Mar.13, 2013 | Geraldine Bouvry

Back in February 11th this year, 3 days before Valentine’s day…

In Toronto, Hot Pop Factory teamed up with Untitled & Co and Draft Print 3D to host, for three unique nights, the 3D Printing Kissing Booth.

In brief, this event featured live 3D printing and scanning, with all attendees being given the opportunity to purchase a 3D printed miniature of themselves afterwards.

All celebrations such as Christmas, Valentine’s day, mothers’ day, etc… always prove to be particularly thrilling for the outsider eye, for that it can acknowledge people’s incredible creativity in launching new items or concepts.

This 3D printing Kissing Booth largely demonstrates this creativity. It would almost dethrone a Valentine’s bouquet of roses or a romantic diner and make them look old-fashioned…

Hot Pop Factory, the originator of this idea, is a collection of parametrically-designed, 3D printed jewelry and was created by Matthew Compeau and Bi-Ying Miao, both educated in architecture.

Both explain that “process is at the heart of it all. The idea of Iteration has been instilled in our brains since first year architecture school. With Hot Pop Factory, we are applying the same philosophies to a smaller scale - jewelry. For all the ideas that were too complex, expensive, impractical or just too wild to construct into buildings, we want to make into 3D Printed wearable ART”.

Therefore, no better opportunity than Valentine’s day to build on this expertise in jewelry and make it closer to a lively sculpture…

For Matt and Bi-Ying, this event was a step forward in their work as they “brought something that was done with our custom projects to the public for the first time”.

Interactivity, together with immediate rewards, were the core of these three successive nights.
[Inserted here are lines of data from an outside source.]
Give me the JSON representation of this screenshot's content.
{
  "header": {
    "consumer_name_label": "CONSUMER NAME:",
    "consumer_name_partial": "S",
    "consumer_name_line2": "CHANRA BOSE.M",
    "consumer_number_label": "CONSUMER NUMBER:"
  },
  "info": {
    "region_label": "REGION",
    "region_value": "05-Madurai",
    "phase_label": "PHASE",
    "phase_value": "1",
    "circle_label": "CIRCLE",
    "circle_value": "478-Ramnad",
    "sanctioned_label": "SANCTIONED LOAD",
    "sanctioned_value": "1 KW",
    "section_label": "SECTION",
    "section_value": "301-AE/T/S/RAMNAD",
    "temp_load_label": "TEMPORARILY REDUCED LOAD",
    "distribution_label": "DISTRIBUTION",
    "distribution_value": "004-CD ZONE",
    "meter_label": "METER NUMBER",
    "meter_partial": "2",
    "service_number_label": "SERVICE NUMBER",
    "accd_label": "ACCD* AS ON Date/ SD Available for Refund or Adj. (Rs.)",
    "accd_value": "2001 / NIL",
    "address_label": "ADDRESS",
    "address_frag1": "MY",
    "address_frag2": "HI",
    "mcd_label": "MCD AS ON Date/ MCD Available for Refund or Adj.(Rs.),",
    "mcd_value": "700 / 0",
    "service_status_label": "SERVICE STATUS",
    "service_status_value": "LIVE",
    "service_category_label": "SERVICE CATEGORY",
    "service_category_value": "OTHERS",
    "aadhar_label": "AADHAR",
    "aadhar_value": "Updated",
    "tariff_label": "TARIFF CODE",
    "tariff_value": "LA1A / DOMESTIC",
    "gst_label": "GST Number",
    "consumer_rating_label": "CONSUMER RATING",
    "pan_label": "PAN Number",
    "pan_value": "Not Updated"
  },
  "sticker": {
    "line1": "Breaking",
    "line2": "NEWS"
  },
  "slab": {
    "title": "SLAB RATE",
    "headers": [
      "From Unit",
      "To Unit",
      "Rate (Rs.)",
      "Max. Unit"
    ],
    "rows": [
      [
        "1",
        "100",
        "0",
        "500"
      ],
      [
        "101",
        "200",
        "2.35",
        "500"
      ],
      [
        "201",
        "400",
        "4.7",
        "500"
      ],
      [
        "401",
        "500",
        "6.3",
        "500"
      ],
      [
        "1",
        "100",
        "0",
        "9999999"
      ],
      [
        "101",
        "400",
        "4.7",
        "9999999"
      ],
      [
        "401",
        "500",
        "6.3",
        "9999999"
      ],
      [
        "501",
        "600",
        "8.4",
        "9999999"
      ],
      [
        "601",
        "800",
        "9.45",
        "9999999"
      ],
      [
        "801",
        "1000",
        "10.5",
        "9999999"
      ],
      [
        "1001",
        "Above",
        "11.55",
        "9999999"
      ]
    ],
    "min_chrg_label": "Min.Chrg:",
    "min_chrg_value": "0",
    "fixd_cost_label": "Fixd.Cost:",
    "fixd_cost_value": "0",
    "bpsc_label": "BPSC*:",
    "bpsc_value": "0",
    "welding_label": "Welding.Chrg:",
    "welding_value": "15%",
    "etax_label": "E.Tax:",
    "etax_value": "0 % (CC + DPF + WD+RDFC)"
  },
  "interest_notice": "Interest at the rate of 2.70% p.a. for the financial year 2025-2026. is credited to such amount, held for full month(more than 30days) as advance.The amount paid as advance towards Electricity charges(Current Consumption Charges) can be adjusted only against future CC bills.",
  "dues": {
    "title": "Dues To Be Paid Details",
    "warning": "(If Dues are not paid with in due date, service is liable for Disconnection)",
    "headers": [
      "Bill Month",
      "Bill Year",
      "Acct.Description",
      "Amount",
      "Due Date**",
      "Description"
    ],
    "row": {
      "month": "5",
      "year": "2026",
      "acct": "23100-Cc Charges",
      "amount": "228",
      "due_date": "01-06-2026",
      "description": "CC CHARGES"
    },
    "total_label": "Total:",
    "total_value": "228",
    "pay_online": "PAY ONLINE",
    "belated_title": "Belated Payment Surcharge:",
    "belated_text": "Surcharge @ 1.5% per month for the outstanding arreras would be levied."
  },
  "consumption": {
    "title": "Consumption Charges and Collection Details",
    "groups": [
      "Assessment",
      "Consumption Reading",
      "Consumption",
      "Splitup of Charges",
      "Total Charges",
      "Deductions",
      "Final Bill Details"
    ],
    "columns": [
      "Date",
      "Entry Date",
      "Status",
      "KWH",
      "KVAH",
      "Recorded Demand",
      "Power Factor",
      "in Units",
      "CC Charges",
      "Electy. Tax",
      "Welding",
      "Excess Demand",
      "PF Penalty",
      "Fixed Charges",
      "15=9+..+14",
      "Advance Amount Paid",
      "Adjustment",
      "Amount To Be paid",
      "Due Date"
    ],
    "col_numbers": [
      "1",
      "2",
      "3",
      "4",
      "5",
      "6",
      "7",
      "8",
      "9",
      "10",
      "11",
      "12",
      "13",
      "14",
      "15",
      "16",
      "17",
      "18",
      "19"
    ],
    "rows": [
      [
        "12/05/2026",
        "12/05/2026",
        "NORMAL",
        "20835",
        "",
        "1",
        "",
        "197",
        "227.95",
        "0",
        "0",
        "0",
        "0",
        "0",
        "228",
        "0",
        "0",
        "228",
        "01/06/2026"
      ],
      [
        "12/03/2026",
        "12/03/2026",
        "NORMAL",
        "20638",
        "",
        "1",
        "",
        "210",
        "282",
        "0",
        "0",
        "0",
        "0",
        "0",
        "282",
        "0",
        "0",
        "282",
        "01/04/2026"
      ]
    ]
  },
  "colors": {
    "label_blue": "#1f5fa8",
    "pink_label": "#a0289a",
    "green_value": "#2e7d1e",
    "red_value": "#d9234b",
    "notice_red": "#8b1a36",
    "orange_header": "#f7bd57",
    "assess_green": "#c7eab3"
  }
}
For a technology which usually involves designing your dream object behind a computer then getting it printed in one click, this event made the difference for attendees!

Glancing at the Hot Pop Factory “3D printing - Kissing Booth” facebook page and at the posted feedback, no doubt this event was a real hit. The fast scanning process contributed to the success and prevented the formation of endless queues: “the scanning process is really quick, less than a minute”, explains Hot Pop Factory, in response to one attendee’s time constraint. Expectedly, the 3D printing took longer and attendees were able to collect their replica after about one week. Slightly too late for those who had wished to offer their replica to their beloved one, on the 14th of February…

Diving into the actual technology, Hot Pop Factory designers used an X-box Kinect (a motion sensing device used in video games) to three-dimensionally scan a person’s form, which is converted into a digital model. People could see themselves being digitized on a projected image and re-takes could be asked for.

From that image, a 3D mini-object was then made out of corn-based plastic PLA. People were able to choose from a 10 cms bobble head ($89), a 8 cms statuette ($89), a cameo ring ($49) and a pendant ($59), available in white, gold, and silver plastic.